Thermodynamic Modelling and Split Fraction Optimization for Sco2 Recompression Power Cycle
Supercritical carbon dioxide (sCO2) power cycle is the emerging technology for next generation nuclear reactors.
Brayton cycle using supercritical carbon dioxide as working fluid is an innovative concept for converting thermal energy
into electrical energy and beats the conventional thermal power generation cycles because of its compact turbomachinery,
enhanced safety, and cycle efficiency. Among the several promising layouts of sCO2 cycle, recompression cycle is the most
attractive in terms of cycle efficiency as it uses a fraction of the flow and recompression is performed without rejecting heat
in the environment.
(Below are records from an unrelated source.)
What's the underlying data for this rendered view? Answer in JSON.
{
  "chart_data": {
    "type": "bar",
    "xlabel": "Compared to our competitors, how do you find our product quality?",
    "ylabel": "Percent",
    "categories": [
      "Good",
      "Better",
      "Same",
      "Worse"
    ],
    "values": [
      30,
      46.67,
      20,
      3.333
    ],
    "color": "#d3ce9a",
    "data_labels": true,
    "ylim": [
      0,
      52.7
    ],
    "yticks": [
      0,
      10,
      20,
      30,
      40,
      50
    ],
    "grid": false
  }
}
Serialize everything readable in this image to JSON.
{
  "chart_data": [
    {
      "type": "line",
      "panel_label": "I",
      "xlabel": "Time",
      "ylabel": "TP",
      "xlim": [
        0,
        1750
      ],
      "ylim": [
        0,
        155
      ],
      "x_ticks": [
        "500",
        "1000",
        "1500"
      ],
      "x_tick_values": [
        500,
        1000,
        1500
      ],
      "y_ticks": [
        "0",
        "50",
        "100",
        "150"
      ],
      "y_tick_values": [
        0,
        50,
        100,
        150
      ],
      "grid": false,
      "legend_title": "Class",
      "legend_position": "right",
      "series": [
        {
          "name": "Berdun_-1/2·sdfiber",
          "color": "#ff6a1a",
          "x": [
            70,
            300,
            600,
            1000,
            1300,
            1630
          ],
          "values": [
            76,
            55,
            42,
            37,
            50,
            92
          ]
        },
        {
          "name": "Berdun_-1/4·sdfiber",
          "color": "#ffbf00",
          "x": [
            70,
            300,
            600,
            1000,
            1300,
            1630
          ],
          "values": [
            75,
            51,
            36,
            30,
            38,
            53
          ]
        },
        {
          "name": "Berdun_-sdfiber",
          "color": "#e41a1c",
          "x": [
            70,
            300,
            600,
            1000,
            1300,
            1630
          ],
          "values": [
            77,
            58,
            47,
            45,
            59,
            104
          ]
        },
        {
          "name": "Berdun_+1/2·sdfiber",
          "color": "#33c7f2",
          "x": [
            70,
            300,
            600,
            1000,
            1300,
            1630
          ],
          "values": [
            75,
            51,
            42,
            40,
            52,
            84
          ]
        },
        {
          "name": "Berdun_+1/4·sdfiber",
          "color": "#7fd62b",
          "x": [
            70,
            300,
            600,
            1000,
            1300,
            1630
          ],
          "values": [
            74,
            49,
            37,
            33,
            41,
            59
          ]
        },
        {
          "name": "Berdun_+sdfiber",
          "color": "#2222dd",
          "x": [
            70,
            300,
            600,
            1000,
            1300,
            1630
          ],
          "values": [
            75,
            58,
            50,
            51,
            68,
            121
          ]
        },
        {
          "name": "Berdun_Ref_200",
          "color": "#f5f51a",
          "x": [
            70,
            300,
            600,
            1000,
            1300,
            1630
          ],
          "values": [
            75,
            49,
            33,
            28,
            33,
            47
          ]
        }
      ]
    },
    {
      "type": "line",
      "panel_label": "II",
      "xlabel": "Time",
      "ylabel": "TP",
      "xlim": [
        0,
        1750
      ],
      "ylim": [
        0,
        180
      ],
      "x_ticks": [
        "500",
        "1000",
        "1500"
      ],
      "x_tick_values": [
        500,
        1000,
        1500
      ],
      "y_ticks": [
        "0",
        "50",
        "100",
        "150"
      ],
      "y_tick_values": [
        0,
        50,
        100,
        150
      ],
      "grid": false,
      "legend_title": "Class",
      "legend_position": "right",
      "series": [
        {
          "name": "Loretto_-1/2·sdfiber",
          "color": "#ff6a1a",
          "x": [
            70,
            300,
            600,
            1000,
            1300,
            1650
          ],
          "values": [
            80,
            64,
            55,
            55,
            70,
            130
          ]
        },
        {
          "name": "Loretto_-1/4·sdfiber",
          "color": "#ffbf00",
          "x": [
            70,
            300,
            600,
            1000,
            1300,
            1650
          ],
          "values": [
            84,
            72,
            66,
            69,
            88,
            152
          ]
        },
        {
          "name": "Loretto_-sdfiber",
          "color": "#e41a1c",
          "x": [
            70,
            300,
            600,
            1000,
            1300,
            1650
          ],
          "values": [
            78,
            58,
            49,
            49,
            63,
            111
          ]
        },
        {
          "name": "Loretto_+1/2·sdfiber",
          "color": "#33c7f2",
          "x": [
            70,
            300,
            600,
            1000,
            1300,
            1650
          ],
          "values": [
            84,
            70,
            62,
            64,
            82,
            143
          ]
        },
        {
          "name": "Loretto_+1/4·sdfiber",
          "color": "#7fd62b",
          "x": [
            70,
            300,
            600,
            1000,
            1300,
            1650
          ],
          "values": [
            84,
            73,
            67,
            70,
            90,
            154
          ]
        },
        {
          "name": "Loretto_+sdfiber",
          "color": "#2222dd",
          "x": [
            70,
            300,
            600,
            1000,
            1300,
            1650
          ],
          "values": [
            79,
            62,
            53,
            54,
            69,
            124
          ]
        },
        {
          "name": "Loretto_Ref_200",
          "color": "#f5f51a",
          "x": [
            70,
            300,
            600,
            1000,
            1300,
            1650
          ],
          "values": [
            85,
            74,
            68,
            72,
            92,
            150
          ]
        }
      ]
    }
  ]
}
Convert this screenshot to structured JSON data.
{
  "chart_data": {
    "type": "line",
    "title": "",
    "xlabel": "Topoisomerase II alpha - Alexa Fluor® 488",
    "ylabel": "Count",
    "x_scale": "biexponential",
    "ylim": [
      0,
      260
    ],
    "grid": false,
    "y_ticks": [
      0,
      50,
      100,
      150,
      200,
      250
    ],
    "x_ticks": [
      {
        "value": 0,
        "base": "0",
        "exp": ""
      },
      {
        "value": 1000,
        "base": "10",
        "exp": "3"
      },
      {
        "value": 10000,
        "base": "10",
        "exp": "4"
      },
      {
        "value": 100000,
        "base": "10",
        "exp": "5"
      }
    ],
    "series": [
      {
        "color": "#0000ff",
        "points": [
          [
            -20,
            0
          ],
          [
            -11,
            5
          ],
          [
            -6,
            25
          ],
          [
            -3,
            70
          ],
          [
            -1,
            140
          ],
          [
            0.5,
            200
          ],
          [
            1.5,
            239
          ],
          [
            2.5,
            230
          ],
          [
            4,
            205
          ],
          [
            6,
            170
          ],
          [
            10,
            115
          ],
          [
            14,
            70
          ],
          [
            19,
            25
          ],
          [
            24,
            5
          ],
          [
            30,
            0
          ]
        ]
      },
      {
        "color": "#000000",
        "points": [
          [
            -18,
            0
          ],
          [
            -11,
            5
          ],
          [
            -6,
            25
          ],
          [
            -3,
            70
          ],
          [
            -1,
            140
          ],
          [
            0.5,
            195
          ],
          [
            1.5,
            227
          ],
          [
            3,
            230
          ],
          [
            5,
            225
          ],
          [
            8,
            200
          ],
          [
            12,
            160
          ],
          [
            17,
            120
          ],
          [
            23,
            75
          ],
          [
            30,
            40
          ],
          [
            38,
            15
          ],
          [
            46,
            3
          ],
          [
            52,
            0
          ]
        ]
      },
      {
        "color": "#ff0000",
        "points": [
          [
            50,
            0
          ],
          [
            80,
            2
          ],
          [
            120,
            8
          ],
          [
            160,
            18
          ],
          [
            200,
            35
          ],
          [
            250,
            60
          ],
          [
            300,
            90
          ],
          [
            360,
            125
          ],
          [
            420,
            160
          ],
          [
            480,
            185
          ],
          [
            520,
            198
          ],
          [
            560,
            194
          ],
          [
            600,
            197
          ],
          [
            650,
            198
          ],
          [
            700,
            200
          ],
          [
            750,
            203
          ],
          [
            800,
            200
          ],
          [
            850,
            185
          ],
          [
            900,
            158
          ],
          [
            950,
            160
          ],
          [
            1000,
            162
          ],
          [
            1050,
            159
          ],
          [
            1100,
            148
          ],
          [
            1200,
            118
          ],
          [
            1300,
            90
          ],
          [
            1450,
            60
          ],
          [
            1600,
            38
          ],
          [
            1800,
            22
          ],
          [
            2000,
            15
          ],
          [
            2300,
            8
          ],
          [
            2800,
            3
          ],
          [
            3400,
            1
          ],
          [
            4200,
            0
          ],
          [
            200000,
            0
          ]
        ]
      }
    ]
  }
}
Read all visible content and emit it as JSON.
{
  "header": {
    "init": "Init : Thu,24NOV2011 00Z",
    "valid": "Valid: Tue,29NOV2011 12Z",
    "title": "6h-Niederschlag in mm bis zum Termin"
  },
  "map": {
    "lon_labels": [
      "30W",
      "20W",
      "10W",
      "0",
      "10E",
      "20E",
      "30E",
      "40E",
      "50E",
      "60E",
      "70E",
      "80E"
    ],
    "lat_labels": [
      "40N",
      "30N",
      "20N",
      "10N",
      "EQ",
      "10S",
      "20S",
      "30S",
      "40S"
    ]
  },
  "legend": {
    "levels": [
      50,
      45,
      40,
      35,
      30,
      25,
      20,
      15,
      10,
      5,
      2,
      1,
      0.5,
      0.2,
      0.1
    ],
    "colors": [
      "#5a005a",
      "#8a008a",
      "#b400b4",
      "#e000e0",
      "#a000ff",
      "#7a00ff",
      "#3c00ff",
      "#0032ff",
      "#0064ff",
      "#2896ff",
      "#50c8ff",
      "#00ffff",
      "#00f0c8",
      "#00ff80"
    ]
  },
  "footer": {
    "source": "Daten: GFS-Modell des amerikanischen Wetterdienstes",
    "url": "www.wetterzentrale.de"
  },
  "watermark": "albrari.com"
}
This paper presents an investigation and optimization of a recompression supercritical carbon dioxide
cycle. A thorough analysis has been carried out to understand the effect of significant parameters such as recompression
fraction ratio, inlet pressure to the main compressor, effectiveness of the high temperature recuperator (HTR) and low
temperature recuperator (LTR) on the cycle efficiency. An iterative approach is used to measure the state point conditions
for all the cycle components. The optimization of the recompression fluid fraction has also been performed which shows that
a maximum cycle efficiency of 45% is achieved with a mass fraction of 0.80 with 7500kPa main compressor inlet pressure.
Keywords: Supercritical Brayton cycle, Carbon dioxide, Recompression.